Specifically, the means implemented by the present invention comprises: an instruction generating unit for generating a plurality of types of instructions; a plurality of instruction execution units each configured to execute a different type of instruction; It is assumed that the data processing apparatus includes an instruction fetch unit that selects and fetches an instruction input from the unit and adds the instruction to each of the instruction execution units. The instruction fetch unit is disposed corresponding to each of the instruction execution units, and selects one of the instructions input from the plurality of input units in response to the control signal and sends the selected instruction to each of the instruction execution units. A plurality of instruction selection circuits to be sent; an instruction standby unit having an input side connected to the instruction generation unit via an instruction bus, and an output side connected to the input unit of the instruction selection circuit via a standby instruction bus; After detecting the instruction input to each instruction execution unit from the selection circuit, and storing in the instruction standby unit the instruction that has not been executed by any instruction execution unit among the instructions input from the instruction generation unit, And control means for controlling transmission from the instruction selection circuit to the instruction execution unit.
Moreover, the instruction waiting section stores the unexecuted instruction and its program.
Wait instruction indicating the type of instruction determined by re-decoding
Unexecuted wait after temporarily storing decode signal
An instruction is output to the standby instruction bus and the standby instruction
A code signal is sent to each of the above-mentioned instruction selection circuits as the above-mentioned control signal
It has a function to output.

[0010]

According to the present invention, instruction selection / selection by the instruction selection circuit is performed.
When issuing control, the standby command output from the
Instruction decoding signal
Even if the instruction output from the standby unit is decoded again
To which instruction execution unit this instruction should be issued.
You can know immediately. Therefore, it is necessary to issue
Time and data processor speed
It is.

[0011]

BRIEF DESCRIPTION OF THE DRAWINGS FIG. 1 is a block diagram showing an embodiment of a data processing apparatus according to the present invention.

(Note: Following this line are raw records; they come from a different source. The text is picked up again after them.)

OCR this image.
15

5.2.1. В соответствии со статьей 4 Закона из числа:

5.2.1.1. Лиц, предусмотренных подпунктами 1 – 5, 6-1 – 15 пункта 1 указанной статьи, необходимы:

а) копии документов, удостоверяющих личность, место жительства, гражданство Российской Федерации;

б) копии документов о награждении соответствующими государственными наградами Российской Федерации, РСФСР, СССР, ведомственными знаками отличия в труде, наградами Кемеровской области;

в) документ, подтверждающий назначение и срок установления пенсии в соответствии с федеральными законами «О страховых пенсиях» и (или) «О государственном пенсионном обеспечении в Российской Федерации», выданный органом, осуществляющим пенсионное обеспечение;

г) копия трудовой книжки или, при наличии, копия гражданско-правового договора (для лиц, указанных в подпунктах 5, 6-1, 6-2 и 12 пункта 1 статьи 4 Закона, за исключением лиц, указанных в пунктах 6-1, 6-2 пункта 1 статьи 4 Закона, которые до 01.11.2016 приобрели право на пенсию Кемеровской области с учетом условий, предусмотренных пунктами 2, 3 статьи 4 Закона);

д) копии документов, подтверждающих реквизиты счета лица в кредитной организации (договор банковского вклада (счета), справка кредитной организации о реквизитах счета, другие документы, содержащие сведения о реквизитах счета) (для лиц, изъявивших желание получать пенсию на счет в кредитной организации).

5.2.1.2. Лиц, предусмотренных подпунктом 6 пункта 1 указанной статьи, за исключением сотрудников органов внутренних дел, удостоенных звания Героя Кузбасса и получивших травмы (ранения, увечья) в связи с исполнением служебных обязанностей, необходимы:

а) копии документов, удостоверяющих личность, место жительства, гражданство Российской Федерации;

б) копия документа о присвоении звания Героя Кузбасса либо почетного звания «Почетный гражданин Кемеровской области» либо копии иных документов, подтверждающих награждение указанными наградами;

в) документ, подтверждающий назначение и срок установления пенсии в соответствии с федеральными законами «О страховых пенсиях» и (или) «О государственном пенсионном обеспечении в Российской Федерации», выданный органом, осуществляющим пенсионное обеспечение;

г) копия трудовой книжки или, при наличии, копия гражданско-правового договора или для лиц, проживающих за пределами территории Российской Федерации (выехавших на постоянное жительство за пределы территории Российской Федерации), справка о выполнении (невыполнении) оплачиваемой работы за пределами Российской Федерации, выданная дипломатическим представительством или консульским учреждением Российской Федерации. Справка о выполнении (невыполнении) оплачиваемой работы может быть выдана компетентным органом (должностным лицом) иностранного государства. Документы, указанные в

As shown in FIG. 1, the data processing apparatus of the present invention includes an instruction cache operation clock generation unit 10, an instruction address generation unit 20, an instruction cache 30, and instruction buses Bin1 and Bin2 provided in the instruction cache 30. Instruction fetch unit 100 connected via
00, first and second instruction execution units 50 and 60 connected via instruction issue buses Bout1 and Bout2, respectively, are arranged. The instruction cache is connected to an instruction bus (not shown), and the first and second instruction execution units 50 and 60 are connected to a register file (not shown). Further, a data cache (not shown), a data address generator, and a data cache operation clock generator are connected to the register file.

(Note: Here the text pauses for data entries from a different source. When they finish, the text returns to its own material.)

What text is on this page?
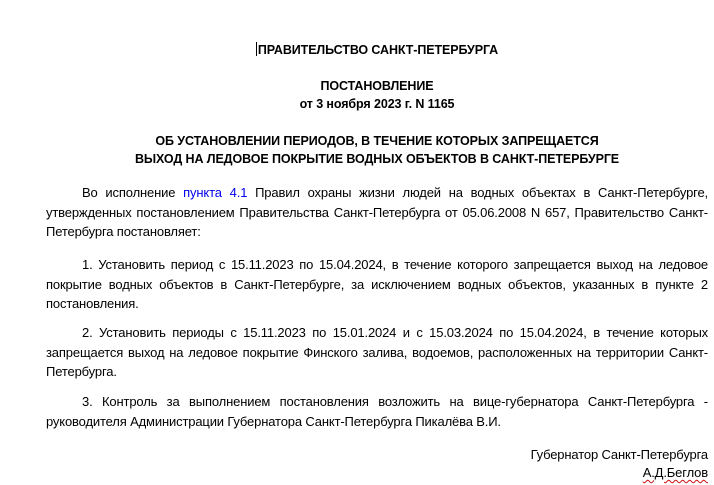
ПРАВИТЕЛЬСТВО САНКТ-ПЕТЕРБУРГА
ПОСТАНОВЛЕНИЕ
от 3 ноября 2023 г. N 1165
ОБ УСТАНОВЛЕНИИ ПЕРИОДОВ, В ТЕЧЕНИЕ КОТОРЫХ ЗАПРЕЩАЕТСЯ
ВЫХОД НА ЛЕДОВОЕ ПОКРЫТИЕ ВОДНЫХ ОБЪЕКТОВ В САНКТ-ПЕТЕРБУРГЕ
Во исполнение пункта 4.1 Правил охраны жизни людей на водных объектах в Санкт-Петербурге, утвержденных постановлением Правительства Санкт-Петербурга от 05.06.2008 N 657, Правительство Санкт-Петербурга постановляет:
1. Установить период с 15.11.2023 по 15.04.2024, в течение которого запрещается выход на ледовое покрытие водных объектов в Санкт-Петербурге, за исключением водных объектов, указанных в пункте 2 постановления.
2. Установить периоды с 15.11.2023 по 15.01.2024 и с 15.03.2024 по 15.04.2024, в течение которых запрещается выход на ледовое покрытие Финского залива, водоемов, расположенных на территории Санкт-Петербурга.
3. Контроль за выполнением постановления возложить на вице-губернатора Санкт-Петербурга - руководителя Администрации Губернатора Санкт-Петербурга Пикалёва В.И.
Губернатор Санкт-Петербурга
А.Д.Беглов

The instruction cache operation clock generator 1
0, the instruction address generation unit 20, the instruction fetch unit 100,
Each of the first and second instruction execution units 50 and 60 is configured to operate in response to an external clock signal CLK, but the instruction cache 30 stores the address synchronization clock generated by the instruction cache operation clock generation unit 10. Signal S10
It is configured to operate in accordance with The first and second instruction execution units 50 and 60 are configured to execute different types of instructions. That is, the address signal S22 from the instruction address generation unit 20 is transmitted to the instruction cache 3
0, two instructions are read in one cycle in the instruction cache 30, and the instruction IR of the relevant address is read.
1 and IR2 are output to the instruction buses Bin1 and Bin2. Then, the instructions IR1, I2 are transmitted via the instruction buses Bin1, Bin2.
When R2 is input to the instruction fetch unit 100, the instruction fetch unit 100 sorts the instructions IR1 and IR2 into types that are compatible with the instruction execution units 50 and 60, and selects each type via the instruction issue buses Bout1 and Bout2. The instruction is sent to the instruction execution units 50 and 60.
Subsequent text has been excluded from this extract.